That is what makes the performing arts so unique.
This past weekend, I had the pleasure of attending a rare Boston performance by the Los Angeles Philharmonic during their 2014 tour. This would be the first visiting orchestra I’ve seen at Symphony Hall.
I had planned to attend since the Celebrity Series brochure came out last summer, and had been hoping for a chance to see Gustavo Dudamel for as many years as I’ve been aware of him. But I did not expect to have a transformative experience which would uphold my belief in the importance of the performing arts, for a host of reasons previously unconsidered.
No Evidence of Rivalry
For the first time, it occurred to me that Dudamel, widely regarded as the brightest rising star in classical music right now, was performing in a city that loves its orchestras passionately, and whose recent years have been highly unstable, podium-wise. We have no chance of acquiring Dudamel, in fact, having just inked the deal with another very young conductor, there’s a strong chance that we could be “set” for years to come. Yet, here he was, performing his heart out (sick with the flu, we found out the following day), with an orchestra whose reputation has grown dramatically in recent years, and who, for all intents and purposes, would be considered a “rival” of our Boston Symphony Orchestra.
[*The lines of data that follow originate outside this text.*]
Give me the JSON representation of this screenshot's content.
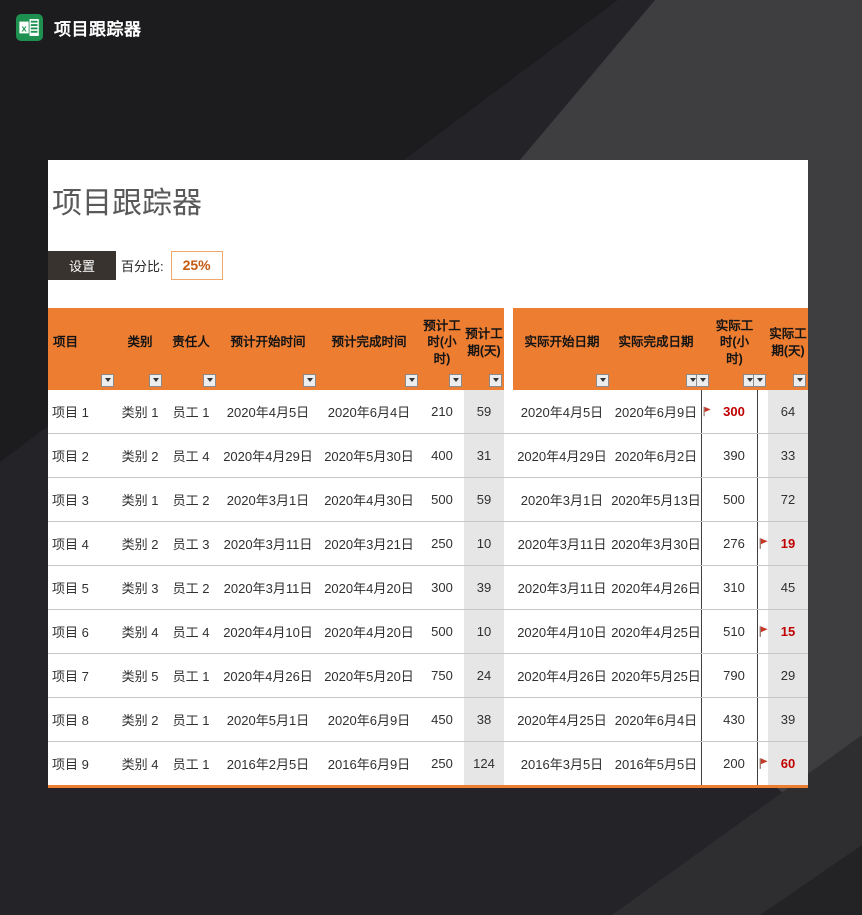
{
  "window": {
    "title": "项目跟踪器",
    "app_icon": "excel-icon"
  },
  "panel": {
    "heading": "项目跟踪器",
    "settings_button": "设置",
    "percent_label": "百分比:",
    "percent_value": "25%"
  },
  "table": {
    "headers": [
      "项目",
      "类别",
      "责任人",
      "预计开始时间",
      "预计完成时间",
      "预计工时(小时)",
      "预计工期(天)",
      "实际开始日期",
      "实际完成日期",
      "实际工时(小时)",
      "实际工期(天)"
    ],
    "rows": [
      {
        "project": "项目 1",
        "category": "类别 1",
        "owner": "员工 1",
        "plan_start": "2020年4月5日",
        "plan_end": "2020年6月4日",
        "plan_hours": "210",
        "plan_days": "59",
        "actual_start": "2020年4月5日",
        "actual_end": "2020年6月9日",
        "hours_flag": true,
        "actual_hours": "300",
        "hours_red": true,
        "days_flag": false,
        "actual_days": "64",
        "days_red": false
      },
      {
        "project": "项目 2",
        "category": "类别 2",
        "owner": "员工 4",
        "plan_start": "2020年4月29日",
        "plan_end": "2020年5月30日",
        "plan_hours": "400",
        "plan_days": "31",
        "actual_start": "2020年4月29日",
        "actual_end": "2020年6月2日",
        "hours_flag": false,
        "actual_hours": "390",
        "hours_red": false,
        "days_flag": false,
        "actual_days": "33",
        "days_red": false
      },
      {
        "project": "项目 3",
        "category": "类别 1",
        "owner": "员工 2",
        "plan_start": "2020年3月1日",
        "plan_end": "2020年4月30日",
        "plan_hours": "500",
        "plan_days": "59",
        "actual_start": "2020年3月1日",
        "actual_end": "2020年5月13日",
        "hours_flag": false,
        "actual_hours": "500",
        "hours_red": false,
        "days_flag": false,
        "actual_days": "72",
        "days_red": false
      },
      {
        "project": "项目 4",
        "category": "类别 2",
        "owner": "员工 3",
        "plan_start": "2020年3月11日",
        "plan_end": "2020年3月21日",
        "plan_hours": "250",
        "plan_days": "10",
        "actual_start": "2020年3月11日",
        "actual_end": "2020年3月30日",
        "hours_flag": false,
        "actual_hours": "276",
        "hours_red": false,
        "days_flag": true,
        "actual_days": "19",
        "days_red": true
      },
      {
        "project": "项目 5",
        "category": "类别 3",
        "owner": "员工 2",
        "plan_start": "2020年3月11日",
        "plan_end": "2020年4月20日",
        "plan_hours": "300",
        "plan_days": "39",
        "actual_start": "2020年3月11日",
        "actual_end": "2020年4月26日",
        "hours_flag": false,
        "actual_hours": "310",
        "hours_red": false,
        "days_flag": false,
        "actual_days": "45",
        "days_red": false
      },
      {
        "project": "项目 6",
        "category": "类别 4",
        "owner": "员工 4",
        "plan_start": "2020年4月10日",
        "plan_end": "2020年4月20日",
        "plan_hours": "500",
        "plan_days": "10",
        "actual_start": "2020年4月10日",
        "actual_end": "2020年4月25日",
        "hours_flag": false,
        "actual_hours": "510",
        "hours_red": false,
        "days_flag": true,
        "actual_days": "15",
        "days_red": true
      },
      {
        "project": "项目 7",
        "category": "类别 5",
        "owner": "员工 1",
        "plan_start": "2020年4月26日",
        "plan_end": "2020年5月20日",
        "plan_hours": "750",
        "plan_days": "24",
        "actual_start": "2020年4月26日",
        "actual_end": "2020年5月25日",
        "hours_flag": false,
        "actual_hours": "790",
        "hours_red": false,
        "days_flag": false,
        "actual_days": "29",
        "days_red": false
      },
      {
        "project": "项目 8",
        "category": "类别 2",
        "owner": "员工 1",
        "plan_start": "2020年5月1日",
        "plan_end": "2020年6月9日",
        "plan_hours": "450",
        "plan_days": "38",
        "actual_start": "2020年4月25日",
        "actual_end": "2020年6月4日",
        "hours_flag": false,
        "actual_hours": "430",
        "hours_red": false,
        "days_flag": false,
        "actual_days": "39",
        "days_red": false
      },
      {
        "project": "项目 9",
        "category": "类别 4",
        "owner": "员工 1",
        "plan_start": "2016年2月5日",
        "plan_end": "2016年6月9日",
        "plan_hours": "250",
        "plan_days": "124",
        "actual_start": "2016年3月5日",
        "actual_end": "2016年5月5日",
        "hours_flag": false,
        "actual_hours": "200",
        "hours_red": false,
        "days_flag": true,
        "actual_days": "60",
        "days_red": true
      }
    ]
  },
  "icons": {
    "app": "excel-icon",
    "filter": "caret-down-icon",
    "warning": "red-flag-icon"
  },
  "colors": {
    "accent_orange": "#ED7D31",
    "alert_red": "#C00000",
    "flag_red": "#C53A28",
    "gray_cell": "#E7E6E6",
    "settings_button": "#38332F",
    "percent_text": "#C55A11",
    "percent_border": "#F1A86D"
  }
}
But, it wasn’t viewed that way. We in the audience had purchased our tickets well over six months ago, and had been staring at them frequently, in anticipation of the day when Gustavo would come to town. There was no evidence of rivalry, only that of camaraderie and community. It was the rough equivalent of seeing the Yankees dominate the field at Fenway Park, but to a stunning Boston ovation. That is what makes the performing arts so unique. In the arts, the guest arrives to thunderous applause, and accepts the love of a cross-country group of strangers (for some twenty minutes, in this case).
The level of excitement was amplified more than in most of the concerts I have attended in recent years, making certain audience archetypes more pronounced. There is the person who is an expert on the program’s pieces; the one who is an expert on the hall itself; and a personal favorite, the performer who has “worked with” everyone on stage, from conductor to oboist, and everyone in between. These eavesdropped conversations always give me something to listen to before the real show begins. And usually, I listen only hoping to glean something funny, as patrons try to impress their guests with knowledge they picked up from the program notes moments earlier (there was the guy at Handel & Haydn’s B Minor last fall, who got tripped up in his own theory about music theory’s related keys of B minor and D major).
But at this concert, I saw these blowhards in a new light, as bright as the matinee sun pouring through the hall’s windows, and very unexpected. I have never encountered an audience member who spoke ill of the performers on stage. And rarely about the people they’ve worked with, or watched previously. There was a professor behind me who said that whenever he goes to a concert nowadays, there ends up being at least one former student of his in the ensemble. Now, there was a bit of braggadocio in his statement. In just one sentence he had informed us that he goes to a lot of concerts, travels a lot, and is such a good teacher that his students go on to do great things. But nowhere in that comment did he imply that he was bothered that his students go on to the stages of the world while he has been relegated to a life of watching them. Furthermore, given that he is pleasantly surprised by the personnel listing in each program he reads, it implies, at least in part, that he does not maintain real relationships with his former students, to the point of knowing where they have ended up (or, better yet, to get comp tickets!), and therefore lives a life even further on the periphery, not quite the bridesmaid, but perhaps the photographer or caterer to a success story.
A Buttress Upon Which the Work Might Shine
Let’s revisit the comparison to a visiting sports team. At these events, you spend a large sum of money in the hopes that fully half the professionals you are watching will have a lousy day. And you hedge your bets that it will be your favorite team’s opponent doing the suffering. What’s more, you take a tremendous risk that you could go home feeling terrible yourself, depending on the degree to which you internalize and personalize your team’s success. How different, then, is a trip to an opera, concert, or play. On these outings you have no hope other than a wonderful communal experience by all the professionals you are watching. No one has ever spent opera prices in the hopes that Tatyana gives the performance of her life while Onegin chokes just as marvelously. You go, instead, hoping for an experience in which the performers are so in sync with each other that a buttress forms, upon which the work may shine ever brighter than the last time you saw the same exact work performed live. At the arts, your team always wins.
And this is part of the reason that Sunday’s performance moved us in the audience as much as it did. The members of the LA Philharmonic worked so in tune with each other as to bring out the best in Corigliano’s work, sending it to a level I never expected, in preparing with recordings beforehand. Even more impressive, the performance allowed each performer to raise the others on stage.
I can only imagine the length of the ovation had we known at the time that Dudamel was suffering from a flu so severe it would cause him to cancel this week’s engagements with the New York Philharmonic. In the hall, we never had a clue.